Recent: R&R both carbs as part of a throttle linkage upgrade. Installed the Five Cent Racing Heim joint mod, and this was done to good end. Dismantled carbs on the bench, cleaned everything backwards and forward w/ carb cleaner; set float levels (they needed a bit of that); checked the jet sizes (they were as advertised); replaced 50 idle jets w/ new 55s., per community recommendation, and added the hex-head idle jet holders, so all idle jet H/W is new in every way. Added Jet Doctor extension tubes; added thick neoprene manifold gaskets. I also added new R9 fuel line from the pump and a gas pressure gauge, and a new fuel filter. I flushed the new lines before attaching to the carbs, and noted pump pressure at ~4 psi. Put it all back together. [PS: the issue about "rubber" fuel line is very confusing, to say the least. Getting the straight skinny from anywhere about what fuel line works w/ new gas blends and what does not is anything but clear. Wire-wrapped TFE is the best, says everyone, but requires the fittings and is pretty expensive -- seen mostly as racing quality equipment. The SAE spec w/ R9 seems to be the latest stuff in what might be called "rubber" hose. I think th R9 uses TFE and/or silicone. It is supposed to be OK for all manner and kind of gas, biodiesel, and ???. And it is expensive too. Enough to do the back end of a Speedster is about $40. The old hose was SAE R7, and I read that some have had trouble w/ that. I noted that it was pretty stiff when I took it off, a few years of age, and only ~11K miles. ] ANYWAY . . .

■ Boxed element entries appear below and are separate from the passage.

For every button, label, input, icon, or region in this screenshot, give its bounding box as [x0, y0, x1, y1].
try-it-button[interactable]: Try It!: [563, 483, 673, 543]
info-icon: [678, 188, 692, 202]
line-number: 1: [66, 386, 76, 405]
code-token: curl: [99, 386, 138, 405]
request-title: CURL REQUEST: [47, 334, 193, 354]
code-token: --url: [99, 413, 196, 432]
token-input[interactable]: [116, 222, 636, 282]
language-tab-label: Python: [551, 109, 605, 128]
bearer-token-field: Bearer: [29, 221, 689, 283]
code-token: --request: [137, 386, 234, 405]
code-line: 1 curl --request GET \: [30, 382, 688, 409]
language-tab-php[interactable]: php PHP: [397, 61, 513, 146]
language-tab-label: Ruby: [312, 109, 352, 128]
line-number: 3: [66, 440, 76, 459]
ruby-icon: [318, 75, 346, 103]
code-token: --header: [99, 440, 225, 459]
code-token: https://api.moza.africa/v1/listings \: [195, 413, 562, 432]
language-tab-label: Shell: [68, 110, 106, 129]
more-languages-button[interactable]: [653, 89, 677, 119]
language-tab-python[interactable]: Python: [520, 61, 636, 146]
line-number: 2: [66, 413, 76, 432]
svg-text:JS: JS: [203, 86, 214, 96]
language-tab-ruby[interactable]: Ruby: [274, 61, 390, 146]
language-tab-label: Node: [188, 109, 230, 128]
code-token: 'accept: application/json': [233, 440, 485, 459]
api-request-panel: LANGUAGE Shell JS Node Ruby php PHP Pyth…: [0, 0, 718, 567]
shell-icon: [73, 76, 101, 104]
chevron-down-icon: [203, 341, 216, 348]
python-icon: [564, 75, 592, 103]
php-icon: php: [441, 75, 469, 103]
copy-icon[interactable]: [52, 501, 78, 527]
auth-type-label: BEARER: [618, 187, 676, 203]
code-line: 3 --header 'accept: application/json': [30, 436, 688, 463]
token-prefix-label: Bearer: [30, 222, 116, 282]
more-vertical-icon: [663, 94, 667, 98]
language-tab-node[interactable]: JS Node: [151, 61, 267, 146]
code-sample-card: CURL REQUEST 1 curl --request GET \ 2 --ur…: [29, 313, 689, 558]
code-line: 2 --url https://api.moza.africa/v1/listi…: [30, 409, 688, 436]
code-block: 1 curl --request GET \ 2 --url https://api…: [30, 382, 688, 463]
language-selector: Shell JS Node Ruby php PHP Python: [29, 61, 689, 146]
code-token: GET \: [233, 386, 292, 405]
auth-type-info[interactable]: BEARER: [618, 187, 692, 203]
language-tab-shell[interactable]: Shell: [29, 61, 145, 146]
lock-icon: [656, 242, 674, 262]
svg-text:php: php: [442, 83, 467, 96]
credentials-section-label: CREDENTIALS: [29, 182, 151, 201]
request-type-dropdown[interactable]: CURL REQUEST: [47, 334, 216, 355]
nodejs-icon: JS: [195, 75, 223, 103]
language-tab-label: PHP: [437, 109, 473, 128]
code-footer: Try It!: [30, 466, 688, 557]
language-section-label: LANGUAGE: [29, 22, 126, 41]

Results: engine started up fine w/ mixture screws set 2.5 turns out. Idle was good, snail says rock solid 7 on three of four throats, w/ 4th one at 6 at ~1,000 rpm. Five minute Test drive was wonderful: smooth even throttle response, easy shifts and take offs, no popping, smooth running -- definitely a new condition. Also that really rich exhaust nose at the tail pipe that everybody always notices was not-so-much. Longer shake out run (the Speedsterpalooza) today (~250 mi or so) started out good, but after arriving at Chambersburg, just got worse and worse as the day went on. Started to notice a little popping now and then backing off in the PA hills. Then a little hesitation when accelerating. Then just steady downhill to the point where the missing, bucking, coughing, thumping along at speed and popping out the back under almost any condition was so bad, I was not sure I would get home. Even under full throttle, when before it would get up and go anyway, was not smooth, and seemed less powerful than I remember. Still, it would wind up to 4,000 rpm or better in 4th, and do 80+, but it did not seem happy about it. and driveability at low and moderate speeds and take offs, etc. was the pits, to put it mildly. In this condition the car is really no fun to drive, and I hate it.
If anybody has any smart ideas worth trying, I may give it a go after a few days when I calm down a bit and think maybe I'll try ONE MORE TIME to figure this out. And I already understand that one fix is spelled D-E-L-O-R-T-O -- I think.